Francis répond - 23

Francis Lucille

Cher Francis, visionnant quelques de vos vidéos sur le net, je vous ai entendu dire que la liberté était la reconnaissance de l’indépendance de la conscience par rapport aux objets. Comprenant parfaitement que la conscience est (le) préalable de toute manifestation - car c’est en elle que les objets apparaissent et disparaissent - j’ai pourtant une grande difficulté à saisir comment il serait possible de faire l’expérience de la conscience sans objet. Jusque là, j’appréhendais la non-dualité comme étant l’union, justement, de la conscience et du monde manifesté. Je conçois donc bien que la conscience puisse exister en absence de forme, mais il me semble que pour que la conscience puisse être consciente d’elle-même, elle a besoin de pouvoir se refléter dans une forme. Pourriez-vous, s’il vous plaît, m’éclairer à ce sujet? Sincèrement vôtre, Steven

Cher Steven,

Interrogez-vous sur la nature réelle de l’expérience qui vous conduit à la certitude qu’il y a conscience. Nous croyons en général que cette certitude repose sur l’expérience objective (présence de pensées, de sensations corporelles et de perceptions sensorielles externes). Toutefois, une observation plus approfondie nous permettra de nous rendre compte que tel n’est pas le cas. En effet, l’expérience objective, l’expérience de la simple présence de pensées par exemple, ne permet pas en toute logique de conclure à l’existence de la conscience, mais uniquement à l’existence de pensées. Si nous n’avions pas une connaissance expérimentale réelle de la conscience, nous n’aurions pas cette certitude absolue que nous avons de son existence. Une telle certitude ne peut provenir que d’une expérience directe de la chose dont on est certain, et non d’une inférence qui laisse toujours une marge d’incertitude. Par exemple l’existence d’un monde extérieur en l’absence de perception est une inférence qui, bien que généralement admise par le sens commun, laisse planer un doute sur la continuité du monde. En effet, lors du rêve, nous ignorons que nous rêvons. Le monde qui semble nous entourer pourrait donc être à notre insu une illusion semblable au monde qui apparaît dans nos rêves, dénué comme lui d’existence en dehors de sa perception.
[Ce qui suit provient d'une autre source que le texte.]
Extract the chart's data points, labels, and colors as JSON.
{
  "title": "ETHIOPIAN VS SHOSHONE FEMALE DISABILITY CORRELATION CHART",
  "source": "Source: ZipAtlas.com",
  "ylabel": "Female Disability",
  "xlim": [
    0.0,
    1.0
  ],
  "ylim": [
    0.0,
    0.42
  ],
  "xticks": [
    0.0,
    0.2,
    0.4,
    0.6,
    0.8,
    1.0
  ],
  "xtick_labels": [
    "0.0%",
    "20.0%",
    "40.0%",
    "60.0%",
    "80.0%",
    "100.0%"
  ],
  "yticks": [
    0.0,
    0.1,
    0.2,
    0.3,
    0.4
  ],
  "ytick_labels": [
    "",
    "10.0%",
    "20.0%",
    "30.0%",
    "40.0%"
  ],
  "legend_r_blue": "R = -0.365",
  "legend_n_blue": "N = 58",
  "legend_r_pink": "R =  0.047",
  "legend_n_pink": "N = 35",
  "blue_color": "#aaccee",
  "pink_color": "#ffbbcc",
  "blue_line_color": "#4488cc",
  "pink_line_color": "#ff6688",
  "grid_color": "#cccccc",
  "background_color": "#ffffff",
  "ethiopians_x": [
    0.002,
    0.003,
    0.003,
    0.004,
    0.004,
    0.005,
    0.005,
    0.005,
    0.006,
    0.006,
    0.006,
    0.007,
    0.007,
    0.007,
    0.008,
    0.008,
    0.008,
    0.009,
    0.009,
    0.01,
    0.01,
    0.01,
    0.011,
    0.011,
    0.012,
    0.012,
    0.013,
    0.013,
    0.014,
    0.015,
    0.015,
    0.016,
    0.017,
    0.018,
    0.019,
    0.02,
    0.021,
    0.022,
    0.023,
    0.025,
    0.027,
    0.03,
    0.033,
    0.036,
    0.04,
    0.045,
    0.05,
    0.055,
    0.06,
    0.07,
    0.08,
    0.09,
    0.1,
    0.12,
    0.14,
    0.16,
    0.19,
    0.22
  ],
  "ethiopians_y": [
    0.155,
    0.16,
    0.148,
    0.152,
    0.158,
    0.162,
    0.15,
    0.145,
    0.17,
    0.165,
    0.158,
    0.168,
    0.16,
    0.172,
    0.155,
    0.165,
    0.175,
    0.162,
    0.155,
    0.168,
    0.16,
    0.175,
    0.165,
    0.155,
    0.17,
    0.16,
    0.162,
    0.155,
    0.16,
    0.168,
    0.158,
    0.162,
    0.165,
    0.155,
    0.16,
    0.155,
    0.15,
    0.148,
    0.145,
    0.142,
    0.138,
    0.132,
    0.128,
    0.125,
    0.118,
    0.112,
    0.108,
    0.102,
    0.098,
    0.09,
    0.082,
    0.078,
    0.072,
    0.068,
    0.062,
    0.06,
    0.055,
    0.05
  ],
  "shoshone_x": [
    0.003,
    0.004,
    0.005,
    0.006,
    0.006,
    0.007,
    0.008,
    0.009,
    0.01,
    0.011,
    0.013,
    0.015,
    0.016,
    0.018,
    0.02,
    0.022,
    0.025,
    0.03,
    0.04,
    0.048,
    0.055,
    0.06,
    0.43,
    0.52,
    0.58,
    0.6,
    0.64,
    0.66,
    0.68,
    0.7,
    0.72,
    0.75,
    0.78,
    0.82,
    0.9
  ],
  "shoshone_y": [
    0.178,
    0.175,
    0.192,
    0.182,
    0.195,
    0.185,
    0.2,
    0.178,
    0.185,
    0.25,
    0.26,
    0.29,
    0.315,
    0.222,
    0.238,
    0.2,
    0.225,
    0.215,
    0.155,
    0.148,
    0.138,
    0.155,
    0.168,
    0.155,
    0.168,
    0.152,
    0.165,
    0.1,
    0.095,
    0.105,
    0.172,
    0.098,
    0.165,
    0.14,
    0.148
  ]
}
Nous devons donc conclure que la certitude de conscience provient d’une expérience non objective qui correspond à un mode de connaissance différent, d’une “aperception” subjective au lieu d’une perception objective. Dans cette aperception la conscience se connaît directement elle-même par elle-même. Cette aperception est intemporelle et supra-mentale. Vue du point de vue du mental, elle apparaît comme une compréhension sans durée, une fulgurance de l’Etre, une évidence absolue qui laisse le mental transformé sans qu’il ait accès à la connaissance de l’agent de cette transformation.

La conscience n’a pas besoin de se refléter dans la forme pour se connaître, mais la forme a besoin de se refléter dans la conscience pour être connue:

“Les êtres ont leur racine en Moi, mais Je n’ai pas mes racines en eux.” (Baghavad Gita).

La dualité forme - conscience n’est qu’une apparence analogue à la dualité reflet - miroir.